Agricultores investem em energias renováveis

Há cada vez mais agricultores a utilizar energias renováveis para fazer baixar a factura energética das respectivas explorações agrícolas. Segundo fonte do Ministério da Agricultura, foram apresentadas 719 candidaturas ao Programa de Desenvolvimento Rural (Proder) que incluem projectos na área das energias renováveis. Deste total, 341 foram decididas favoravelmente, envolvendo um investimento de 379 millhões de euros nas diversas componentes dos projectos.

Até agora, o Proder apenas co-financiava sistemas energéticos para autoconsumo. Mas o Ministério da Agricultura garante que os próximos concursos destinados a apoiar a diversificação de actividades nas explorações agrícolas já irão possibilitar candidaturas à produção de energia para venda a partir de fontes renováveis. "Esta nova tipologia de investimento permitirá criar uma nova fonte de rendimento, aproveitando áreas não utilizadas das propriedades."

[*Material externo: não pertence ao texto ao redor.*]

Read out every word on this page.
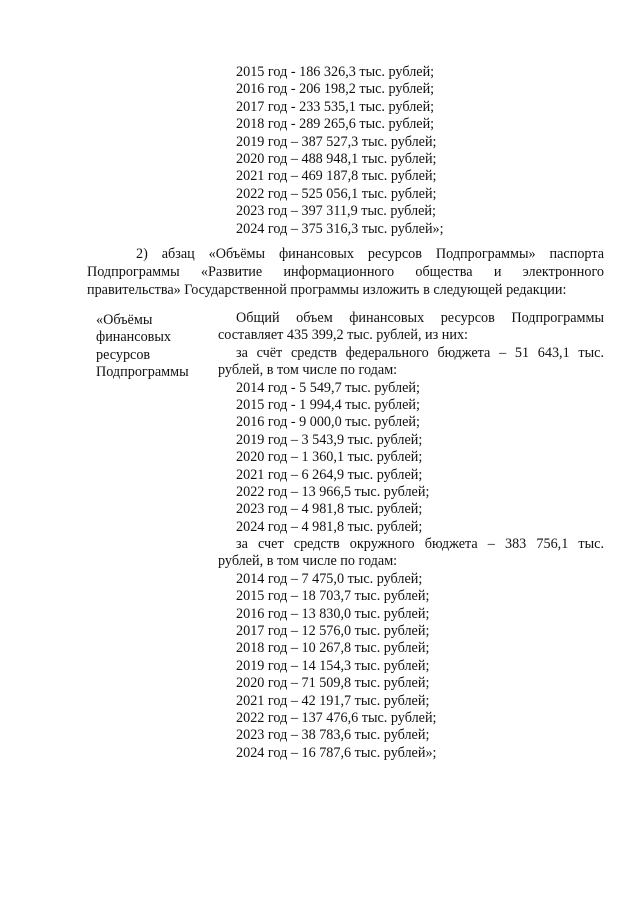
2015 год - 186 326,3 тыс. рублей;
2016 год - 206 198,2 тыс. рублей;
2017 год - 233 535,1 тыс. рублей;
2018 год - 289 265,6 тыс. рублей;
2019 год – 387 527,3 тыс. рублей;
2020 год – 488 948,1 тыс. рублей;
2021 год – 469 187,8 тыс. рублей;
2022 год – 525 056,1 тыс. рублей;
2023 год – 397 311,9 тыс. рублей;
2024 год – 375 316,3 тыс. рублей»;
2) абзац «Объёмы финансовых ресурсов Подпрограммы» паспорта Подпрограммы «Развитие информационного общества и электронного правительства» Государственной программы изложить в следующей редакции:
«Объёмы
финансовых
ресурсов
Подпрограммы
Общий объем финансовых ресурсов Подпрограммы
составляет 435 399,2 тыс. рублей, из них:
за счёт средств федерального бюджета – 51 643,1 тыс.
рублей, в том числе по годам:
2014 год - 5 549,7 тыс. рублей;
2015 год - 1 994,4 тыс. рублей;
2016 год - 9 000,0 тыс. рублей;
2019 год – 3 543,9 тыс. рублей;
2020 год – 1 360,1 тыс. рублей;
2021 год – 6 264,9 тыс. рублей;
2022 год – 13 966,5 тыс. рублей;
2023 год – 4 981,8 тыс. рублей;
2024 год – 4 981,8 тыс. рублей;
за счет средств окружного бюджета – 383 756,1 тыс.
рублей, в том числе по годам:
2014 год – 7 475,0 тыс. рублей;
2015 год – 18 703,7 тыс. рублей;
2016 год – 13 830,0 тыс. рублей;
2017 год – 12 576,0 тыс. рублей;
2018 год – 10 267,8 тыс. рублей;
2019 год – 14 154,3 тыс. рублей;
2020 год – 71 509,8 тыс. рублей;
2021 год – 42 191,7 тыс. рублей;
2022 год – 137 476,6 тыс. рублей;
2023 год – 38 783,6 тыс. рублей;
2024 год – 16 787,6 тыс. рублей»;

"É uma boa aposta para baixar custos de produção", diz o secretário-geral da Confederação dos Agricultores de Portugal (CAP), Luís Mira, acrescentando que os painéis fotovoltaicos poderiam ser "uma realidade mais comum" nos campos caso os agricultores "não estivessem limitados a produzir para consumo próprio e pudessem vender" à REN. "Não se perspectiva um lucro extra ao final do ano mas, pelo menos, seria possível compensar ou anular o custo energético das explorações." Segundo Luís Mira, os custos com electricidade e combustíveis já representam "mais de 20%" dos gastos numa exploração. "A modernização da agricultura portuguesa deveria passar por coisas inequivocamente úteis como a energia em vez de andarem preocupados com as culturas que devem ou não ser prioritárias."

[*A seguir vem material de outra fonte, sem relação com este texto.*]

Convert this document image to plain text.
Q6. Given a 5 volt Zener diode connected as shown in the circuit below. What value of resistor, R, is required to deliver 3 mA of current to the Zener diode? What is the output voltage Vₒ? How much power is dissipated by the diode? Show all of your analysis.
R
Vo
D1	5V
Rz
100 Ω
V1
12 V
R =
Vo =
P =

A microprodução de energia eléctrica a partir de fontes renováveis poderá ajudar a "transformar os agricultores em empresários rurais", diversificando as suas fontes de receita e "compensando" a quebra do rendimento agrícola, defende o presidente da Associação dos Jovens Agricultores de Portugal (AJAP), Firmino Cordeiro, apontando o exemplo de um produtor de leite em Vila do Conde que colocou painéis solares em todos os edifícios da exploração. "Mesmo sem apoios avançou com o investimento e está a notar o efeito da diminuição dos custos de energia." Recordando as dificuldades de jovens escalão que abarca 2,9% num universo de 220 mil agricultores, "o valor mais baixo da Europa" -, o presidente da AJAP diz ser necessário um "grande empenho dos decisores políticos" para criar apoios à diversificação das actividades complementares à agricultura, como a produção de energia, turismo rural e valorização de produtos regionais. "Só assim se consegue evitar que mais jovens abandonem os espaços rurais e permitir que outros vejam nesta saída empreendedora uma possibilidade de regressarem à terra."

Para o presidente da Federação de Agricultores do Baixo Alentejo, Manuel Castro e Brito, por enquanto só se pode falar de "casos pontuais" de agricultores da região que aproveitam as renováveis.